Photo provided to China Daily |
After changing a few coaches in two years, Li finally studied under Dan Zhaoyi, professor with Sichuan Conservatory in Chengdu and started a hard "life of two cities".
Every Friday night, his mother accompanied him by train from Chongqing to Chengdu, arriving at the Sichuan Conservatory in the early morning. After two days of intensive practicing, they took the train back home on Sunday night.
While other boys were playing outside, Li kept playing the piano at home with his "tiger mother" sitting beside him. Life was regular and boring. His classmates hated homework, but he was curious about it.
Sometimes, he complained, "I don't want to play any more", but most of the time he enjoyed playing the piano.
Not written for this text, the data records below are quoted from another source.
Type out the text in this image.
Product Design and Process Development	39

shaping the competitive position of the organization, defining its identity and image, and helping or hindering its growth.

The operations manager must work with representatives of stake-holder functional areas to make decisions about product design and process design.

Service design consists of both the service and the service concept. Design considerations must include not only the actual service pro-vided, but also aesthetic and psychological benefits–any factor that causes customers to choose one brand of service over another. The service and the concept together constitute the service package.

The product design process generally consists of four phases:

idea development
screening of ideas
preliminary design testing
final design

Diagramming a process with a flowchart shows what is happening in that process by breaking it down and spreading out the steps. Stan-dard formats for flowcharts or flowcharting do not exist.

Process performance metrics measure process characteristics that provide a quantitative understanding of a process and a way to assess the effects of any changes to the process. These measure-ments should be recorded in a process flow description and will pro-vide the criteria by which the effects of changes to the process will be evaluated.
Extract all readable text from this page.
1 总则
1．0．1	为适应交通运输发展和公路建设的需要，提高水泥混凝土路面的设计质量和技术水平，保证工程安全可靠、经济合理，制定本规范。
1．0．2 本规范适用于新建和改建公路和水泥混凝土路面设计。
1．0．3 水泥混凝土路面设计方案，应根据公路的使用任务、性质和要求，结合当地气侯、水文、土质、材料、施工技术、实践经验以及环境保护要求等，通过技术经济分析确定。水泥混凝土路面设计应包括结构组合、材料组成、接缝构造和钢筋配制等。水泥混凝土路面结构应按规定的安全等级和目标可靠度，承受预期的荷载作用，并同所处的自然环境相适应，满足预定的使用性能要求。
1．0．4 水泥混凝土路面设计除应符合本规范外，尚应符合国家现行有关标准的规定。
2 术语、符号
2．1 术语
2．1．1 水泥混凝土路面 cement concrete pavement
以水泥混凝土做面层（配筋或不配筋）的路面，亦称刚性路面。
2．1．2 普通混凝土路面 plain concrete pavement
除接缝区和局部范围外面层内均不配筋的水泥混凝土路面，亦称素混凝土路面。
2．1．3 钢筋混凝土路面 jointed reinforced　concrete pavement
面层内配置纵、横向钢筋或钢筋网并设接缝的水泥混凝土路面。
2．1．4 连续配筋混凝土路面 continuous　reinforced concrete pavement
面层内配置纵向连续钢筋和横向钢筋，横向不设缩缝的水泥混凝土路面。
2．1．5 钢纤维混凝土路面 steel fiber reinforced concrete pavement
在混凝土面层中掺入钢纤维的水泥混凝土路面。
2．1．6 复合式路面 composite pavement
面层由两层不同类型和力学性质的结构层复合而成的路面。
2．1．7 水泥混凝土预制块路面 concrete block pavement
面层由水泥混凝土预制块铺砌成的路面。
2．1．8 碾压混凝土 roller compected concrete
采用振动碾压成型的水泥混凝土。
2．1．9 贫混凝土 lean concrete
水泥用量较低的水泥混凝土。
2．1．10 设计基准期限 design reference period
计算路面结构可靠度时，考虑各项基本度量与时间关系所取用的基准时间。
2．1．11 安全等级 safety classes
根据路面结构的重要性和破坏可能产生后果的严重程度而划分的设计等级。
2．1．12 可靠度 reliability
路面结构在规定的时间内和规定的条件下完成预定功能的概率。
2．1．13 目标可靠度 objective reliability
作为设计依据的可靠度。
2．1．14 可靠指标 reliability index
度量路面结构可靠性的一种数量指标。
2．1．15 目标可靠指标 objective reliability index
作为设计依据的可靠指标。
He wrote in his diary, "I enjoy playing so much that sometimes I do not stop, even past the required time. Do you know why? Because I want to be a pianist when I grow up."
"What is a pianist? I actually had no idea at that time. I just vaguely wanted to play good piano," says Li, who did not attend any real concert until he was 12 and went to New York for a competition in 1994.
"I was so excited to attend a live concert, to listen to those musicians whom I used to listen to on records," he says.
In 1995, professor Dan moved to Shenzhen to found his own art school. After a serious family meeting, Li's mother quit her job to take him to follow Dan. Li recalls that his grandparents did not want him to quit normal school. They wanted him to grow up on the same track as other children and thought it was a risk to be a professional pianist.
"But I just enjoyed playing the piano and the feeling of being appreciated by the audience," says Li.
As the frontier city of China's reform and opening-up, Shenzhen was new and full of immigrants in the mid-1990s. Li felt uncomfortable, because most people around him spoke Cantonese and he could not understand them. He was dressed differently from others and what's more, he was the best player in the school, which attracted envy and even hostility.
"But it's OK. I have the piano, that is enough," he told himself. He was learning to be an artist, concentrating on his music, immersed in his own quiet life and didn't care about anything else.
In October 2000, the 18-year-old Li went to Warsaw for the Chopin International Piano Competition. The prestigious competition takes place once every five years and competitors are of a high standard.
He spent one month in Warsaw to prepare and participate in the competition, devoting all his time to practicing and performing, allowing himself only one luxury - going out for a meal at KFC to celebrate his 18th birthday.
When it was announced that he had become the youngest to win the award, the only thing he felt at that moment was exhaustion. "Finally, it is finished," he said.
The unambitious young man had no idea that everything had only just begun.